Jack seems to consider it, but he doesn't enter. "I just wanted to tell you..."

He never thought he would see Jack Bristow at a loss for words. Not deliberately, anyway.

He watches as a muscle in Jack's jaw flexes, snaps to attention as he begins speaking again.

"Last year, when you first began investigating SD-6, I had you kidnapped. I threatened you, and I threatened your family."

"Yeah, but you didn't mean--"

"I did mean it." Jack pauses for a moment. "Everything I do is to protect my daughter. You were endangering her welfare, and I took steps to preserve it."

"Jack." He runs a hand through his hair. "You're not telling me something new."
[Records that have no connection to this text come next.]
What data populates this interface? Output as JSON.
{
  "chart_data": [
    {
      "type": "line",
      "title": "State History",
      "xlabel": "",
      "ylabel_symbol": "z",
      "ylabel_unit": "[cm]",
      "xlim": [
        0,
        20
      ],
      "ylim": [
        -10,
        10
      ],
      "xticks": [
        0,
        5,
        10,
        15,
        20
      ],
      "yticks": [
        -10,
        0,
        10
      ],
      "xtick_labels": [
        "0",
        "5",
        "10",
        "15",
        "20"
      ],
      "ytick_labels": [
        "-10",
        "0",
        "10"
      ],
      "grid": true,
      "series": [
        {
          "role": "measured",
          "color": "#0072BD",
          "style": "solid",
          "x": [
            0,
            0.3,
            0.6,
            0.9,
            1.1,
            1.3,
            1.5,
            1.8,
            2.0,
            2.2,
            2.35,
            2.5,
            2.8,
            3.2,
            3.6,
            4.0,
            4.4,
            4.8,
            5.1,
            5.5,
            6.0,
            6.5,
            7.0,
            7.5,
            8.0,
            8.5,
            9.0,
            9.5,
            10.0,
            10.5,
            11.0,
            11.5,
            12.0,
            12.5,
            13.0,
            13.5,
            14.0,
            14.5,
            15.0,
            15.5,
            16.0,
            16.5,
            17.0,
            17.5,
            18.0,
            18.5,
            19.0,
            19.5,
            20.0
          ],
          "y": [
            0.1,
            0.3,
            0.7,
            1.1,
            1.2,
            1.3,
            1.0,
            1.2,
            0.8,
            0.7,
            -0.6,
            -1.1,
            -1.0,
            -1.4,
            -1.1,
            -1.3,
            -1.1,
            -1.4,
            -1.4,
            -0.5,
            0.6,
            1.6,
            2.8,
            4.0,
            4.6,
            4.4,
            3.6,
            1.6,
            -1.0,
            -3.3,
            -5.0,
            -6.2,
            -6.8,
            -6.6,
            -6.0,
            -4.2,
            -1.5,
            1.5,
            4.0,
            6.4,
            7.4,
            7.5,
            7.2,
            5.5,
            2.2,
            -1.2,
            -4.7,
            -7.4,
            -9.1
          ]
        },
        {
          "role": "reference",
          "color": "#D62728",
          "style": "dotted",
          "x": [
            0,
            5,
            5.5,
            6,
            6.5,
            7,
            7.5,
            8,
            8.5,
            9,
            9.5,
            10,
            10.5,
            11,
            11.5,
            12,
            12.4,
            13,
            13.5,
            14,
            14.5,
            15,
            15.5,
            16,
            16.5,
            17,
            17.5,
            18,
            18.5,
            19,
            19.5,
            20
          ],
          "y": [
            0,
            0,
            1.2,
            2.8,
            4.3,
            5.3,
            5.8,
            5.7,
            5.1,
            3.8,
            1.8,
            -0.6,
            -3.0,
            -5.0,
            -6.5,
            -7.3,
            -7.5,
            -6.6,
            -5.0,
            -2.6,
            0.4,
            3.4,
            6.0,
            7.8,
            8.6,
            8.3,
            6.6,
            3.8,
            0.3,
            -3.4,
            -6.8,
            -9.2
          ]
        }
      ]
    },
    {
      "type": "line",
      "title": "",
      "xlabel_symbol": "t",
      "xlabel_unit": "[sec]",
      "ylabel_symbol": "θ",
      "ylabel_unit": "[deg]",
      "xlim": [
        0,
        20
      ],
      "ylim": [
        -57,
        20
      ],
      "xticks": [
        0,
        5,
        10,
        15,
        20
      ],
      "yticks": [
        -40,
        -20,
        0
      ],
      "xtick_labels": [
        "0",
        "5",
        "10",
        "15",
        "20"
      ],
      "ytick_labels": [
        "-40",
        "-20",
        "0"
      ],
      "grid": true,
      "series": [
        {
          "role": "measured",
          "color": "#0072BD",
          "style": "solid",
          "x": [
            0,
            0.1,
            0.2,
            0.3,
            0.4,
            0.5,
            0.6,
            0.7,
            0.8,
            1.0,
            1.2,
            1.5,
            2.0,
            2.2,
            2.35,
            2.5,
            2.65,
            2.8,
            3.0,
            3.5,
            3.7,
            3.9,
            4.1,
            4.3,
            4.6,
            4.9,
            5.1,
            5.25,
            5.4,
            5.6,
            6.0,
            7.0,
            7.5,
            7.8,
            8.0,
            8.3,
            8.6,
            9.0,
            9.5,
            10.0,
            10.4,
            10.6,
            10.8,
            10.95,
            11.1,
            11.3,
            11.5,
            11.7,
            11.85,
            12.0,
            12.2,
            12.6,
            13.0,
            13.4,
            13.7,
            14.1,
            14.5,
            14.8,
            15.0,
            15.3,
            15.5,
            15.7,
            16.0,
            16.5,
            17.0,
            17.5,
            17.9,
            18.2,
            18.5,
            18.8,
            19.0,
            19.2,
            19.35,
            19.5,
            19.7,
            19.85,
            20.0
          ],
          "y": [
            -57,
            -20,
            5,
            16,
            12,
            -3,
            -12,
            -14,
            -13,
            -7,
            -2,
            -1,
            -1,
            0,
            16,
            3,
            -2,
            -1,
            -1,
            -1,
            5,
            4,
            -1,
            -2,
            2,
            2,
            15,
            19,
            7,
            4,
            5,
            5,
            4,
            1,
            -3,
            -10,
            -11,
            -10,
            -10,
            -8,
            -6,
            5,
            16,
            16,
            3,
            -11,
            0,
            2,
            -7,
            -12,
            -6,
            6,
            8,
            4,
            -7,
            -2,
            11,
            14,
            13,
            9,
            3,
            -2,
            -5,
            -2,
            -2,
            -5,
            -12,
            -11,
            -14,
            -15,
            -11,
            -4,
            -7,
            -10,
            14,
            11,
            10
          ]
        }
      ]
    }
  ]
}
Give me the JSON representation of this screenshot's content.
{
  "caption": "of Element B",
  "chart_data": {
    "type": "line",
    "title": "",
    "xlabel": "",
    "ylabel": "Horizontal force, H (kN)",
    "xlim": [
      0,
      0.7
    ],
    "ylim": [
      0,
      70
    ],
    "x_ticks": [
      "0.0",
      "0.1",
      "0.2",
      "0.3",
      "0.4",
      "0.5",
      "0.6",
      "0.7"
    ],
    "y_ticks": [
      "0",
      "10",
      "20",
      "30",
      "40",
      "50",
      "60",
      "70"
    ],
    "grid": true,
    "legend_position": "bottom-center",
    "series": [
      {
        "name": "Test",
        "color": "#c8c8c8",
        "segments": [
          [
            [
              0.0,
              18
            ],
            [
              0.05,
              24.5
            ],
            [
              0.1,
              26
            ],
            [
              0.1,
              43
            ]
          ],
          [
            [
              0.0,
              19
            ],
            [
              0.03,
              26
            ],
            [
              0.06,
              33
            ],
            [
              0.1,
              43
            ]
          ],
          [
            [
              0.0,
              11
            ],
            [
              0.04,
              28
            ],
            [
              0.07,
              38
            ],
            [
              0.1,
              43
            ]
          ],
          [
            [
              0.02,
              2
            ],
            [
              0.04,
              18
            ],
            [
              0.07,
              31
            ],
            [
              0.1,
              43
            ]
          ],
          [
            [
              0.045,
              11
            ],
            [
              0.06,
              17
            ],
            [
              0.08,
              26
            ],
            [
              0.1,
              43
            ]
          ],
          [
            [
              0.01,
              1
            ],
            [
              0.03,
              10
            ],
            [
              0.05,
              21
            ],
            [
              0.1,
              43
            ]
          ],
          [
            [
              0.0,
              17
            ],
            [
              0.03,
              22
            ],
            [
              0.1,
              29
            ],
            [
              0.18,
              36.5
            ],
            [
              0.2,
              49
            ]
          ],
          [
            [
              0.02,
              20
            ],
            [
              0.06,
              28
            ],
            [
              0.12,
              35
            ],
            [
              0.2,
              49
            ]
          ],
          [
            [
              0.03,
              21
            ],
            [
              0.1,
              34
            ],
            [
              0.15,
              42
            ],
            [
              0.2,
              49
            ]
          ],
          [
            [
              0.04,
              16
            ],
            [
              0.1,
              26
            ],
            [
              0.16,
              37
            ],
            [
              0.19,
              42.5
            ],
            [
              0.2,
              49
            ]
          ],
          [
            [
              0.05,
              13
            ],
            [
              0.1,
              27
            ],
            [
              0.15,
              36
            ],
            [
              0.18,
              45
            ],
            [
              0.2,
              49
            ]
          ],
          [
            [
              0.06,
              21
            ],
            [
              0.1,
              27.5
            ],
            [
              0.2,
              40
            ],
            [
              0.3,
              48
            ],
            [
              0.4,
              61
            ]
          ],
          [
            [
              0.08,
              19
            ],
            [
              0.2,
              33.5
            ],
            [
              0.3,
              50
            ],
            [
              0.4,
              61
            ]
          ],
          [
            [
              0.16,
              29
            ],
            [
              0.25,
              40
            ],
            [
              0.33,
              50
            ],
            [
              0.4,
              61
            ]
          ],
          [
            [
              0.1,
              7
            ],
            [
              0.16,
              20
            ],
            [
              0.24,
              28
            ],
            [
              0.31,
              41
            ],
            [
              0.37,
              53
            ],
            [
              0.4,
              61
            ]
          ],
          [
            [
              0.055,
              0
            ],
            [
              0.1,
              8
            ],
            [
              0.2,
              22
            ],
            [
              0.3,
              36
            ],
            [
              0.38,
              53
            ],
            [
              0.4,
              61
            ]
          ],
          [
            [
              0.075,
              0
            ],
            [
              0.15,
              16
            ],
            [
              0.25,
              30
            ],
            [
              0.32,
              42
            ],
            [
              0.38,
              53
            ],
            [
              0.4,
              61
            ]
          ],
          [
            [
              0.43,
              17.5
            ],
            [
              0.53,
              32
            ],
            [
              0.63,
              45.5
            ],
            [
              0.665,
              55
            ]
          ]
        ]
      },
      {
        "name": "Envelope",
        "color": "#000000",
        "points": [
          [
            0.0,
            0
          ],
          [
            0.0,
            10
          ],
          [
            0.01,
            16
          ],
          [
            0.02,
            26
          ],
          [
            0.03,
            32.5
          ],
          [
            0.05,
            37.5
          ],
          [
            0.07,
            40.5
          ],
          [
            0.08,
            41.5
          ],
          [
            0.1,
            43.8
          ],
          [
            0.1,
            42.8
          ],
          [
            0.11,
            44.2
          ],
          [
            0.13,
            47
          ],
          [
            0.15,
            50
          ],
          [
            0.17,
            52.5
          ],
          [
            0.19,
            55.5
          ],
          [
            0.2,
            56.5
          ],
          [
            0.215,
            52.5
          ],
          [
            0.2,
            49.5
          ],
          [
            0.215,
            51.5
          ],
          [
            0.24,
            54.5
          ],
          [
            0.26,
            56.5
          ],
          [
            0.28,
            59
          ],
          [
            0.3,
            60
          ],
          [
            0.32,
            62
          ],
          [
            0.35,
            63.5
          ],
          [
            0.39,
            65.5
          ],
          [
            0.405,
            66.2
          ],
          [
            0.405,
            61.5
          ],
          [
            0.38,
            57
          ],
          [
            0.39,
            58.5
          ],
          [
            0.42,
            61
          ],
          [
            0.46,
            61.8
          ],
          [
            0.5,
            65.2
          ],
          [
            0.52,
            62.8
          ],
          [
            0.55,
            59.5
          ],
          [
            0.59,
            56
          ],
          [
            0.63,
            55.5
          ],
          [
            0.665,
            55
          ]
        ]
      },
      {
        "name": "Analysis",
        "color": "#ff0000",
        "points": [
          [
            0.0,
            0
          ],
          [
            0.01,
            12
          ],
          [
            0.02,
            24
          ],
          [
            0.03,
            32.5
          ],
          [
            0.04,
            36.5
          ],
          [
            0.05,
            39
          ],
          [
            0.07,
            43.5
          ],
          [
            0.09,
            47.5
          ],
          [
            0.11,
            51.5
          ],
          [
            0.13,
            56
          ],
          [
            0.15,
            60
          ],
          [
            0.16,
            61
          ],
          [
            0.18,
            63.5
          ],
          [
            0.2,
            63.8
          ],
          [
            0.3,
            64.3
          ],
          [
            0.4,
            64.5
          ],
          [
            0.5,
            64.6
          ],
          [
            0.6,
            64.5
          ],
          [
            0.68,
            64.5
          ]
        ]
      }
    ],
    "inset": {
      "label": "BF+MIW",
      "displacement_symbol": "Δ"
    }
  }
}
"I wanted..." Jack steps back from the door. "I wanted to apologize for the pain I caused you, and I wanted to make sure you understood what I did."

He doesn't reply; he's not sure how he could.

"I wouldn't hesitate to do it again."

And then Jack is gone, and he's left standing in the doorway.


ix. make thy praises known

A report crosses his desk one day, and it's not the usual format. He brings it to his supervisor, asks what happened.

"Agent Bristow asked that you examine the data."

"Really? Sydney asked for me?"

"No," a few quick taps on a keyboard, "Agent Jack Bristow."

He doesn't take a lunch break that day.


x. and built a house of pleasure

He happens to be standing in the hallway when he sees a woman being escorted to the elevators. He only catches a glimpse of her, but what he sees makes him shiver.

Makes him think of tigers, caged, and restless.

He hears later that Irina Derevko is allowed time on the roof, for good behavior or good intel.

He recalls the woman, and thinks he understands Jack a bit better.


xi. shelter from the sun

He falls asleep alone in the hospital, but when he wakes, Jack is there, holding his hand.

He doesn't say a word.

He doesn't have to.

Sydney is dead.


xii. in the course of time

He can't even pack his clothes. He can't take any books, any pictures, or any mementos at all.

There is no one to say goodbye to, because he's supposed to be dead.

Francie is dead. Sydney is dead. Vaughn is dead to the world, deep in a bottle, he assumes.

He thinks he's alone, and he enters his transport, destination unknown, without bothering to greet his fellow passenger.


He looks up, and sees Jack. Unsmiling, but familiar. Like home, when nothing else is left.

He thinks, as they travel between safehouses, of family resemblance.